My sense is that either dog (pointer or flusher/retriever) is born with the God given ability, senses, drive, will to serve and intelligence to do what they were specifically bred to do...and that is hunt. Some are blessed with more than others. Make sure you get the best possible pup you can from the best breeder you can afford. It can make all the difference in the world for a lot of different reasons.

Either breed from good lines (proven dogs) from a good breeder will point...you can bet your bottom dollar on that! It is the retrieving thing you have to watch and spend additional time and attention. Again, it is not that difficult if you have the patience and are committed to working with the pup. Do not mix hunting with training. Trust me it just does not work. Pointing dogs won't hit their prime until their third or fouth year anyway. Remember you are in this with your pup for the long haul.

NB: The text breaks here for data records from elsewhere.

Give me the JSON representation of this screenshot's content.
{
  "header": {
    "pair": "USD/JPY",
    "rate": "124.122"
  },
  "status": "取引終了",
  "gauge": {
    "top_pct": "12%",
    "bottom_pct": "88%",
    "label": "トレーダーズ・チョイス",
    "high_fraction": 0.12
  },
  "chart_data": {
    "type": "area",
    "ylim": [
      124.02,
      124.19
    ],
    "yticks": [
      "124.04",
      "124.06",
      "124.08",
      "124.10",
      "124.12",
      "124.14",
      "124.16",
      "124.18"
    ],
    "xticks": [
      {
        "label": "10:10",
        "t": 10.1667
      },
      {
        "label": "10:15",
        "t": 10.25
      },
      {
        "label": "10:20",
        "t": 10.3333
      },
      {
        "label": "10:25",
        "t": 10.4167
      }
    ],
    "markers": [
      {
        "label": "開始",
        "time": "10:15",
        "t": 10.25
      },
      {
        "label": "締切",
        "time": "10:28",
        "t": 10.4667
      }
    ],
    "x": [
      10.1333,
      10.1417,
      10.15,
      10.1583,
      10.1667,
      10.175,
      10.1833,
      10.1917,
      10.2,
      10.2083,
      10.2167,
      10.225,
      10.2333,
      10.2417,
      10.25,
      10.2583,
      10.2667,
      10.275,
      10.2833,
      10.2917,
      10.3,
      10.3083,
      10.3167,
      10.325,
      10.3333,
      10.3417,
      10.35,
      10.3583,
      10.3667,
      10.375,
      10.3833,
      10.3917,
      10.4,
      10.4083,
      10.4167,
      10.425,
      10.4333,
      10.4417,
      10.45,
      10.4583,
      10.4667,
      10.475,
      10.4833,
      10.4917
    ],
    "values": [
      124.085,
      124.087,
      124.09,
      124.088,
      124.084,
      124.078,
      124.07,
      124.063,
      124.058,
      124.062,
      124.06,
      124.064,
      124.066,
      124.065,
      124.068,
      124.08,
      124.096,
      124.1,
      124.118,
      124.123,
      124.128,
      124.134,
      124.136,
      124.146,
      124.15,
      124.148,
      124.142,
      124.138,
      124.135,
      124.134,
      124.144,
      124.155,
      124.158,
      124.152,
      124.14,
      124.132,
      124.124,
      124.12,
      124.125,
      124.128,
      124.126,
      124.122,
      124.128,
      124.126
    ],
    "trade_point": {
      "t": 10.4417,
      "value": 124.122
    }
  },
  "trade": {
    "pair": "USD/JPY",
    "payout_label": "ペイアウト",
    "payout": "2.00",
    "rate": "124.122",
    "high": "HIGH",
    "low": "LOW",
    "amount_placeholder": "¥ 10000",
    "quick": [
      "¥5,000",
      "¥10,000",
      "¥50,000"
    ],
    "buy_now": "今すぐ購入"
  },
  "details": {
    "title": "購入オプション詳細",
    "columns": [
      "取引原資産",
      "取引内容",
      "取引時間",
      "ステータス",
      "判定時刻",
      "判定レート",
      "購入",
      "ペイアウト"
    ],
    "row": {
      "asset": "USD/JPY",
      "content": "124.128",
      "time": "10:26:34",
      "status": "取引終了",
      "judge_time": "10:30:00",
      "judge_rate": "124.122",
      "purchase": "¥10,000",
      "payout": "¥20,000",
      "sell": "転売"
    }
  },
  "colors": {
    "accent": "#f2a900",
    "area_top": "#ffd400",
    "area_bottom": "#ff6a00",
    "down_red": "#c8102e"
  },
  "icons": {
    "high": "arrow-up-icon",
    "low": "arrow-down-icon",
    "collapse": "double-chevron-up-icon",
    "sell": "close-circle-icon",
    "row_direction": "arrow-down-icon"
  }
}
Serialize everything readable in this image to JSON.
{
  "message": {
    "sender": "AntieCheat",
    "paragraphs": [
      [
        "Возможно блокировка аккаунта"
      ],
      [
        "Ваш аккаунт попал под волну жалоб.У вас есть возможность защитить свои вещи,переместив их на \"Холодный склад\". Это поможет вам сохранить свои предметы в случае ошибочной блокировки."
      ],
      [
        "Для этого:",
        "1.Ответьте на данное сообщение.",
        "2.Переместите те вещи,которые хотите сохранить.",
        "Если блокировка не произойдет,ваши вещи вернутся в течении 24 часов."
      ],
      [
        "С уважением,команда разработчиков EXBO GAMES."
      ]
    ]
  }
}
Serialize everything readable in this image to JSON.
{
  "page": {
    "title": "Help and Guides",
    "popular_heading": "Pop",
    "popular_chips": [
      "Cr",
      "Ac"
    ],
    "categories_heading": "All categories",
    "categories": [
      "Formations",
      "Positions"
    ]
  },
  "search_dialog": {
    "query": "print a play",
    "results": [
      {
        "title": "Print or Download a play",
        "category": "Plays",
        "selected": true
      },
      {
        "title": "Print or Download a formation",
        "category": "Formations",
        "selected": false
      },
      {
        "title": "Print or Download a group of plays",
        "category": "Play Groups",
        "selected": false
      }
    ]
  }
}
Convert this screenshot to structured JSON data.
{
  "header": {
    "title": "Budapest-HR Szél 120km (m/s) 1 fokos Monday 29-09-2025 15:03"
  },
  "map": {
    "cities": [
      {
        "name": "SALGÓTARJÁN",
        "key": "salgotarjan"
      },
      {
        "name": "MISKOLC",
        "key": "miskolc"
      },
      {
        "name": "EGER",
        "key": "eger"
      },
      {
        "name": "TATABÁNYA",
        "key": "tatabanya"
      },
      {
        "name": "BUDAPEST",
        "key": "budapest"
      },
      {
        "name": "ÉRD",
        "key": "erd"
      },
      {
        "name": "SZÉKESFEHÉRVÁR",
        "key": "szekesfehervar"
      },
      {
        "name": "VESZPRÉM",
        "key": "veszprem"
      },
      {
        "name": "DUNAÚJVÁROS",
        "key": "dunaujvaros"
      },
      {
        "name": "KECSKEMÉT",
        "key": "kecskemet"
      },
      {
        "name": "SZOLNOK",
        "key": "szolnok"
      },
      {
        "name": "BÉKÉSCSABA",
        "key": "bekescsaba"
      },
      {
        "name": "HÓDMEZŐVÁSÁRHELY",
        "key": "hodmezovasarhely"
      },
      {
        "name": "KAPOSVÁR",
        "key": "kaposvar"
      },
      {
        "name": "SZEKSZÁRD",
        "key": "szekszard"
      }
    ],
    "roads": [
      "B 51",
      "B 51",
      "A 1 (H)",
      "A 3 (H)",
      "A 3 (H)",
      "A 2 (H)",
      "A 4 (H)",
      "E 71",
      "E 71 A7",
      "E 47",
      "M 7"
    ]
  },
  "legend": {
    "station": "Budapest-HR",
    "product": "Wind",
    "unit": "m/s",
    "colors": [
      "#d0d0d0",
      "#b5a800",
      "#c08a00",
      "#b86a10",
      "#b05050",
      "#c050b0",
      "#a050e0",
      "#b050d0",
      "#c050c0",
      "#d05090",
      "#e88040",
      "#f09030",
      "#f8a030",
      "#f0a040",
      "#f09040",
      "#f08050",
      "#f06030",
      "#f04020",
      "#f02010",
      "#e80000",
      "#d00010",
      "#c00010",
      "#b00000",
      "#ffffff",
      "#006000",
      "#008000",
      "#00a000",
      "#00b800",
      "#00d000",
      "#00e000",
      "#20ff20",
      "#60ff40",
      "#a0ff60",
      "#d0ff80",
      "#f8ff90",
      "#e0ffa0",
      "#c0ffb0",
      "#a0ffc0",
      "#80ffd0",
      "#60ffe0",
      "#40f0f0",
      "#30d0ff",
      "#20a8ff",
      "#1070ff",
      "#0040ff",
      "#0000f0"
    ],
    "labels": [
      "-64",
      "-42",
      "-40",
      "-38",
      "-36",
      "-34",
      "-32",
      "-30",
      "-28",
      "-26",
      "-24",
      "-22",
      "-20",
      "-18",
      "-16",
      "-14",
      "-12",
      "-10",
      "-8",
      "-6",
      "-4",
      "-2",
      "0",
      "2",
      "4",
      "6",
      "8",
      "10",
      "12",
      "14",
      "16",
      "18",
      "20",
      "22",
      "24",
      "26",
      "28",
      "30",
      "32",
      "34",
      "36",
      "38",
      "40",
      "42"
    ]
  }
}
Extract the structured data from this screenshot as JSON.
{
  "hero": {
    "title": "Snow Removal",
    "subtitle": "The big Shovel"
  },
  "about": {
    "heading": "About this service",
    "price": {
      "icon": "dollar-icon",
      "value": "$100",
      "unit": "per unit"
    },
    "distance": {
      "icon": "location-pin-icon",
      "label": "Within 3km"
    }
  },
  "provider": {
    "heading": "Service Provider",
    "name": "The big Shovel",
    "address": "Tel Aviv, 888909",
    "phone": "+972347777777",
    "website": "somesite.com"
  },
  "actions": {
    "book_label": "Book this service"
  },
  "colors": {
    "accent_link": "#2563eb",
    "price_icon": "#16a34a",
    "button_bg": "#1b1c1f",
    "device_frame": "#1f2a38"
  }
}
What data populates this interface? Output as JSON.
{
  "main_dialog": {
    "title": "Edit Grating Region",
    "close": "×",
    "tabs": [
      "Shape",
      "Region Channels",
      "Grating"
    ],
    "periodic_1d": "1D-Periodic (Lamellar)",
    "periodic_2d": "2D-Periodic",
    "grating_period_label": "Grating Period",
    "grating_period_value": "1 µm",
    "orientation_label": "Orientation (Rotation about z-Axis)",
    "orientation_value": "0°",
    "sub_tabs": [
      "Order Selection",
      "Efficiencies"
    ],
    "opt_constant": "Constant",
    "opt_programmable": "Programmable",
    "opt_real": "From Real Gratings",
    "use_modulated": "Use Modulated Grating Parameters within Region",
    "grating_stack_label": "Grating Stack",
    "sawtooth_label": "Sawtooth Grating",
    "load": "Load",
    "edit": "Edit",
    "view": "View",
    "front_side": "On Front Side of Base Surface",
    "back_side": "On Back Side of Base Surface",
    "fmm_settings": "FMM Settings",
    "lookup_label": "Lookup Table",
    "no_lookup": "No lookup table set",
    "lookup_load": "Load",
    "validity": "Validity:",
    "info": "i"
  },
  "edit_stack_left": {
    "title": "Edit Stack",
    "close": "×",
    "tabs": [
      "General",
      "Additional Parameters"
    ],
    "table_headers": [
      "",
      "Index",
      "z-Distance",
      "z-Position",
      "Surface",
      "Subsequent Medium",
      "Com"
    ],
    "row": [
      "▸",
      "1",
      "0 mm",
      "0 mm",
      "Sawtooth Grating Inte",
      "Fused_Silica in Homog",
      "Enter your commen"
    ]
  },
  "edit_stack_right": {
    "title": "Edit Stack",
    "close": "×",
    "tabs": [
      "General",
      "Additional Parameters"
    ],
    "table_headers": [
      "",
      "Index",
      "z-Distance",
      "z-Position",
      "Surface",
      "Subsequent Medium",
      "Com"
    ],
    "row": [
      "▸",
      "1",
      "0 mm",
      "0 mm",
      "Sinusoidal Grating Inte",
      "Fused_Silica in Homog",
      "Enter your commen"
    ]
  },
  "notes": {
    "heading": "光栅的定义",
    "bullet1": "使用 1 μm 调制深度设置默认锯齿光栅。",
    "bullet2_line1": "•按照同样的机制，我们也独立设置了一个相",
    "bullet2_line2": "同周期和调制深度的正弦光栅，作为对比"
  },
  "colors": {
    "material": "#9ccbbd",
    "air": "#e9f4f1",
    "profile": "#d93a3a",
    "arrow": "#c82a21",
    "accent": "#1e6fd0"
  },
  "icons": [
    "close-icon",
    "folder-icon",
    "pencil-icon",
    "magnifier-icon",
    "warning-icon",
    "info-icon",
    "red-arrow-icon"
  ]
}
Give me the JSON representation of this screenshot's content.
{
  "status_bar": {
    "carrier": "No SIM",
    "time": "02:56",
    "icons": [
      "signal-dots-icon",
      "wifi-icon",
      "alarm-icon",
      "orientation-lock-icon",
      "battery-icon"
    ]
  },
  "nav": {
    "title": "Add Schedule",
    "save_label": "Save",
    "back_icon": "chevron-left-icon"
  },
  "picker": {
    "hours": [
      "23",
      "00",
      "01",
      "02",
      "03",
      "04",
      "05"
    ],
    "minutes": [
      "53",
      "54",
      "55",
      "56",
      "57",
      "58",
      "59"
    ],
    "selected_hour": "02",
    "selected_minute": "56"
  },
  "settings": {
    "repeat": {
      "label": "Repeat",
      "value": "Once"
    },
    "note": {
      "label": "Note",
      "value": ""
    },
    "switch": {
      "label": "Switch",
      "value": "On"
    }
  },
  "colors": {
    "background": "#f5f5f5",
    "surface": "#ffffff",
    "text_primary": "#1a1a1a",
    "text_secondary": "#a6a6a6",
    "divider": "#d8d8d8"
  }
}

I really don't think it matters whether a well established or finished pointing dogs hunts occasionally with a flushing dog. I do believe it would be best to keep your pointing puppy separated from flushing pups or dogs until they have proven they understand the whole game - use nose to find bird, point bird, relocate if necessary, hold point, steady to at least wing, mark bird, find bird and finally retrieve bird.

My hat goes off to the really dedicated retriever owner. I believe all the hand signals, whistle signals, blind retrieve and team work involved is much more sophisticated.

The breeder I got my pup sums it up with this statement - Don't worry so much about all that training jazz...just get that pup out in the field...into as many birds as you can. Trust your pups nose and just go have some fun!